Larger gutter spouts also are now available, “and that makes it much easier to clean and maintain,” she adds. Wire-mesh screens and some other gutter coverings can help keep needles, leaves and limbs from clogging drainage. But any covering requires periodic cleaning.

“There is no maintenance-free gutters, screens or anything else, no matter what anyone tells you,” Holston says. “Nothing is maintenance free.” Always make sure that gutters and downspouts lead water away from the home and its foundation, and that brackets hold downspouts tightly against the house.
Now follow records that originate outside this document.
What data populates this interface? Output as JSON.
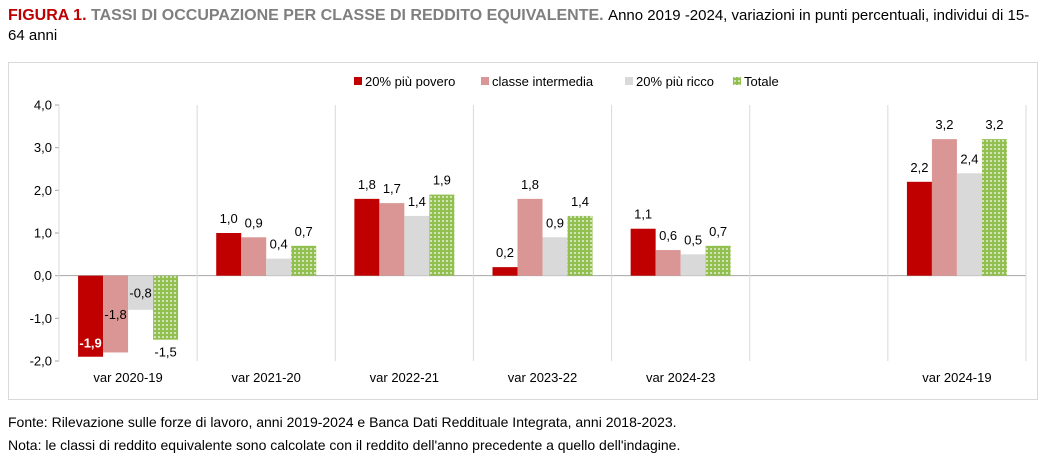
{
  "title": {
    "figure": "FIGURA 1.",
    "heading": "TASSI DI OCCUPAZIONE PER CLASSE DI REDDITO EQUIVALENTE.",
    "subtitle": "Anno 2019 -2024, variazioni in punti percentuali, individui di 15-64 anni"
  },
  "chart_data": {
    "type": "bar",
    "categories": [
      "var 2020-19",
      "var 2021-20",
      "var 2022-21",
      "var 2023-22",
      "var 2024-23",
      "",
      "var 2024-19"
    ],
    "series": [
      {
        "name": "20% più povero",
        "values": [
          -1.9,
          1.0,
          1.8,
          0.2,
          1.1,
          null,
          2.2
        ],
        "labels": [
          "-1,9",
          "1,0",
          "1,8",
          "0,2",
          "1,1",
          "",
          "2,2"
        ],
        "color": "#c00000"
      },
      {
        "name": "classe intermedia",
        "values": [
          -1.8,
          0.9,
          1.7,
          1.8,
          0.6,
          null,
          3.2
        ],
        "labels": [
          "-1,8",
          "0,9",
          "1,7",
          "1,8",
          "0,6",
          "",
          "3,2"
        ],
        "color": "#da9694"
      },
      {
        "name": "20% più ricco",
        "values": [
          -0.8,
          0.4,
          1.4,
          0.9,
          0.5,
          null,
          2.4
        ],
        "labels": [
          "-0,8",
          "0,4",
          "1,4",
          "0,9",
          "0,5",
          "",
          "2,4"
        ],
        "color": "#d9d9d9"
      },
      {
        "name": "Totale",
        "values": [
          -1.5,
          0.7,
          1.9,
          1.4,
          0.7,
          null,
          3.2
        ],
        "labels": [
          "-1,5",
          "0,7",
          "1,9",
          "1,4",
          "0,7",
          "",
          "3,2"
        ],
        "color": "#92c050",
        "pattern": "dotted"
      }
    ],
    "yticks": [
      -2.0,
      -1.0,
      0.0,
      1.0,
      2.0,
      3.0,
      4.0
    ],
    "ytick_labels": [
      "-2,0",
      "-1,0",
      "0,0",
      "1,0",
      "2,0",
      "3,0",
      "4,0"
    ],
    "ylim": [
      -2.0,
      4.0
    ],
    "grid": false,
    "legend": "top"
  },
  "footer": {
    "source": "Fonte: Rilevazione sulle forze di lavoro, anni 2019-2024 e Banca Dati Reddituale Integrata, anni 2018-2023.",
    "note": "Nota: le classi di reddito equivalente sono calcolate con il reddito dell'anno precedente a quello dell'indagine."
  }
}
Maintenance on steep roofs should be left to pros with proper safety equipment. Upkeep on roofs with milder pitches, at 5/12 are less, is within the realm of homeowners confident of their balance on roof and ladder. 
Check for wear and tear, too

With spring, also check your roof for missing or damaged shingles. Quick replacement helps to prevent water damage that might result when rainwater pools around curled or missing shingles. Also, be sure metal flashing remains intact around vents, exhaust pipes and chimneys. Check to see that the flashing isn’t bent, and existing sealant isn’t dried up or loose.

Seal cracked mortar or caulking around joints and chimneys if there are signs of deterioration. New sealants are extremely flexible in hot and cold weather, and are much more durable than their predecessors, Davey says.

He suggests using polyurethane sealants rather than the more traditional roof mastic. “These newer polyurethane options have a tendency to stick better to brick, glass, wood and shingles,” Davey explains, “and they have a longer life.”

Trim trees so their limbs do not overhang the roof and shower it with needles or leaves. And keep an eye out for animal damage, too. Various birds and insects love your roof and its underpinnings.